Python自然语言处理学习笔记(33)：4.5 关于函数的更多使用

4.5 Doing More with Functions 关于函数的更多使用

This section discusses more advanced features, which you may prefer to skip on the first time through this chapter.

Functions as Arguments 函数作为参数

So far the arguments we have passed into functions have been simple objects like strings, or structured objects like lists. Python also lets us pass a function as an argument to another function. Now we can abstract out the operation, and apply a different operation on the same data. As the following examples show, we can pass the built-in function len() or a user-defined function last_letter() as arguments to another function:

>>> sent = ['Take', 'care', 'of', 'the', 'sense', ',', 'and', 'the',

... 'sounds', 'will', 'take', 'care', 'of', 'themselves', '.']

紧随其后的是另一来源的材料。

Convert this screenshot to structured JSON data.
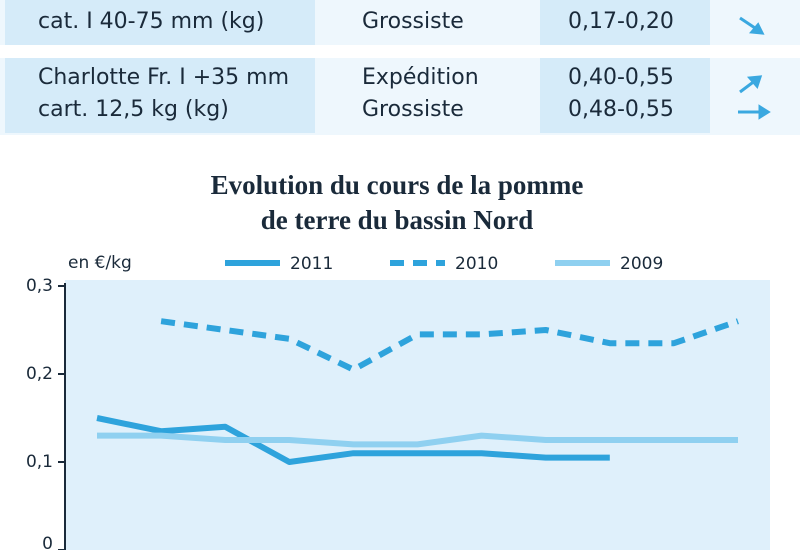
{
  "table": {
    "rows": [
      {
        "product": [
          "cat. I 40-75 mm (kg)"
        ],
        "stage": [
          "Grossiste"
        ],
        "price": [
          "0,17-0,20"
        ]
      },
      {
        "product": [
          "Charlotte Fr. I +35 mm",
          "cart. 12,5 kg (kg)"
        ],
        "stage": [
          "Expédition",
          "Grossiste"
        ],
        "price": [
          "0,40-0,55",
          "0,48-0,55"
        ]
      }
    ]
  },
  "chart_data": {
    "type": "line",
    "title": [
      "Evolution du cours de la pomme",
      "de terre du bassin Nord"
    ],
    "y_label": "en €/kg",
    "categories": [
      null,
      null,
      null,
      null,
      null,
      null,
      null,
      null,
      null,
      null,
      null
    ],
    "series": [
      {
        "name": "2011",
        "color": "#2ea3dc",
        "dash": false,
        "values": [
          0.15,
          0.135,
          0.14,
          0.1,
          0.11,
          0.11,
          0.11,
          0.105,
          0.105,
          null,
          null
        ]
      },
      {
        "name": "2010",
        "color": "#2ea3dc",
        "dash": true,
        "values": [
          null,
          0.26,
          0.25,
          0.24,
          0.205,
          0.245,
          0.245,
          0.25,
          0.235,
          0.235,
          0.26
        ]
      },
      {
        "name": "2009",
        "color": "#8fd0f0",
        "dash": false,
        "values": [
          0.13,
          0.13,
          0.125,
          0.125,
          0.12,
          0.12,
          0.13,
          0.125,
          0.125,
          0.125,
          0.125
        ]
      }
    ],
    "ylim": [
      0,
      0.3
    ],
    "yticks": [
      {
        "value": 0,
        "label": "0"
      },
      {
        "value": 0.1,
        "label": "0,1"
      },
      {
        "value": 0.2,
        "label": "0,2"
      },
      {
        "value": 0.3,
        "label": "0,3"
      }
    ]
  }
}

>>> def extract_property(prop):

... return [prop(word) for word in sent]

...

>>> extract_property(len)

[4, 4, 2, 3, 5, 1, 3, 3, 6, 4, 4, 4, 2, 10, 1]

>>> def last_letter(word):

... return word[-1]

>>> extract_property(last_letter)

['e', 'e', 'f', 'e', 'e', ',', 'd', 'e', 's', 'l', 'e', 'e', 'f', 's', '.']

The objects len and last_letter can be passed around like lists and dictionaries. Notice that parentheses are only used after a function name if we are invoking the function; when we are simply treating the function as an object these are omitted(注意如果我们调用函数，参数仅用在函数名之后；当我们简单地把函数作为对象时，参数忽略).

Python provides us with one more way to define functions as arguments to other functions, so-called lambda expressions. Supposing there was no need to use the above last_letter() function in multiple places, and thus no need to give it a name. We can equivalently write the following:

>>> extract_property(lambda w: w[-1])

['e', 'e', 'f', 'e', 'e', ',', 'd', 'e', 's', 'l', 'e', 'e', 'f', 's', '.']

Our next example illustrates passing a function to the sorted() function. When we call the latter with a single argument (the list to be sorted), it uses the built-in comparison function cmp(). However, we can supply our own sort function, e.g. to sort by decreasing length.

>>> sorted(sent)

[',', '.', 'Take', 'and', 'care', 'care', 'of', 'of', 'sense', 'sounds',

'take', 'the', 'the', 'themselves', 'will']

>>> sorted(sent, cmp)

[',', '.', 'Take', 'and', 'care', 'care', 'of', 'of', 'sense', 'sounds',

'take', 'the', 'the', 'themselves', 'will']

>>> sorted(sent, lambda x, y: cmp(len(y), len(x))) #根据返回是否1判断？

['themselves', 'sounds', 'sense', 'Take', 'care', 'will', 'take', 'care',

'the', 'and', 'the', 'of', 'of', ',', '.']

Accumulative Functions 累加函数

These functions start by initializing some storage, and iterate over input to build it up, before returning some final object (a large structure or aggregated result). A standard way to do this is to initialize an empty list, accumulate the material, then return the list, as shown in function search1() in Example 4.6.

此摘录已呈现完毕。